A incursão – a primeira vez que tropas estrangeiras entraram em território russo desde a Segunda Guerra Mundial – é um grande embaraço para o Kremlin. O presidente russo, Vladimir Putin, prometeu “expulsar o inimigo” da Rússia, mas as suas tropas ainda não conseguiram travar o avanço ucraniano.

Eis o que sabemos.

O que é que aconteceu?

Os primeiros relatos de tropas ucranianas a entrar na região russa de Kursk, a norte da fronteira com a Ucrânia, começaram a surgir na passada terça-feira. Mas só vários dias mais tarde é que Kiev reconheceu oficialmente que os seus militares estavam a operar no interior da Rússia.

A incursão marcou uma notável mudança de tática por parte de Kiev. No passado, as forças armadas ucranianas atacaram regularmente alvos no interior da Rússia com drones e mísseis, e houve ataques transfronteiriços limitados por parte de sabotadores russos alinhados com a Ucrânia, mas até à semana passada não tinham lançado quaisquer incursões terrestres oficiais através da fronteira.

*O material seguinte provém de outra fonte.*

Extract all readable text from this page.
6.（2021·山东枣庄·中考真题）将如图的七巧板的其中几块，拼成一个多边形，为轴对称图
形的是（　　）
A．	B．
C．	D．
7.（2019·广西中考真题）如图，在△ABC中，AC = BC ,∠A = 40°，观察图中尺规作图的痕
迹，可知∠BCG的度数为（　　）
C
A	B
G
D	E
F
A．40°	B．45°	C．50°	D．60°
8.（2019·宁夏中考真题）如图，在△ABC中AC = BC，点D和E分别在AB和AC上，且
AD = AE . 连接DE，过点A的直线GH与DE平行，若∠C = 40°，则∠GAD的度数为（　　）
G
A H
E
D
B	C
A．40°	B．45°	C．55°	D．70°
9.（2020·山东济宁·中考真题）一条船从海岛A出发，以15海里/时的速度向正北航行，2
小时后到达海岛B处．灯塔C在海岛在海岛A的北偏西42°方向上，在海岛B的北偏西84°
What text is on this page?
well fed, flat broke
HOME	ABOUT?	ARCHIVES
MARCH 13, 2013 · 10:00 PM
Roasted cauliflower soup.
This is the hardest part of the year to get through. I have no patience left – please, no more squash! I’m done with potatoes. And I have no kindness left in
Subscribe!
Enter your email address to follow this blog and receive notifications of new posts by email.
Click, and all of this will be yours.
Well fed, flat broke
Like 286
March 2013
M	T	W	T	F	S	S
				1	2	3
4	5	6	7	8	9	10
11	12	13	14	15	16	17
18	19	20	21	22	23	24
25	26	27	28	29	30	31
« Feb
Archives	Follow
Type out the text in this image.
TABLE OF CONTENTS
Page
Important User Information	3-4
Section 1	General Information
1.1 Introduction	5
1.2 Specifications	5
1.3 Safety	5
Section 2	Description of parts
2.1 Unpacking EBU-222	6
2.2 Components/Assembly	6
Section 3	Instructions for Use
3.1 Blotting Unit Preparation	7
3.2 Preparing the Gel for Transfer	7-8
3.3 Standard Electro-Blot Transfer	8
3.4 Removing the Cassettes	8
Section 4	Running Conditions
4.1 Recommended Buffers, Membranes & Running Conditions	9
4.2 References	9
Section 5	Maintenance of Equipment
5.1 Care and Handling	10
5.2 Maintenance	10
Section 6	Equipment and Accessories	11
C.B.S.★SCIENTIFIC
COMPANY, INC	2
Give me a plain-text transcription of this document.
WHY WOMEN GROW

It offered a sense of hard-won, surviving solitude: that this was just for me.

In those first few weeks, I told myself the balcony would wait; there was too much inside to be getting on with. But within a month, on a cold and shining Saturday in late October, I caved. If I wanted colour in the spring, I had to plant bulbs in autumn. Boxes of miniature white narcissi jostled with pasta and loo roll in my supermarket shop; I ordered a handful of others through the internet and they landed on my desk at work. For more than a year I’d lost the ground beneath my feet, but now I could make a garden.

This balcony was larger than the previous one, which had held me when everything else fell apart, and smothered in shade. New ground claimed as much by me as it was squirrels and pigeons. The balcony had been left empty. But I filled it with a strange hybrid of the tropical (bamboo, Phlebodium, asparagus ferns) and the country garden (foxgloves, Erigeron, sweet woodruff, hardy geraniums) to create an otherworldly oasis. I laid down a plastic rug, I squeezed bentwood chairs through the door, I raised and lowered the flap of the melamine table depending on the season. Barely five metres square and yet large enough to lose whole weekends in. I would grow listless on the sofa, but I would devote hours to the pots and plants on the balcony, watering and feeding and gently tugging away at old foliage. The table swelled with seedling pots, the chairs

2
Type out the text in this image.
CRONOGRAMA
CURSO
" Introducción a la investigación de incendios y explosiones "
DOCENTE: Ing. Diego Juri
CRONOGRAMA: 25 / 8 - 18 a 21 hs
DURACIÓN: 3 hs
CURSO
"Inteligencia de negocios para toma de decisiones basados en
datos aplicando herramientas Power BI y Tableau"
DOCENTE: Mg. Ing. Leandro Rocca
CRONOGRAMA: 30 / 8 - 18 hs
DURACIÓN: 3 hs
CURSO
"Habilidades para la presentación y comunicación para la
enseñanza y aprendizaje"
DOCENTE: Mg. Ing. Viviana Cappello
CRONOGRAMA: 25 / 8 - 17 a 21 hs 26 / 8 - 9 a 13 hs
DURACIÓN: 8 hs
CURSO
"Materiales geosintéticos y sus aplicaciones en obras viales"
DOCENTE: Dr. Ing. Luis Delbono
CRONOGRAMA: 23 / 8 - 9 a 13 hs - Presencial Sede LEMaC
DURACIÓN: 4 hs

Na segunda-feira, Kiev afirmava controlar cerca de mil quilómetros quadrados de território russo. Em termos de dimensão, é semelhante à quantidade de território ucraniano que a Rússia conseguiu conquistar até agora este ano, estimada pelo Instituto para o Estudo da Guerra (ISW), com sede nos EUA, em 1.175 quilómetros quadrados.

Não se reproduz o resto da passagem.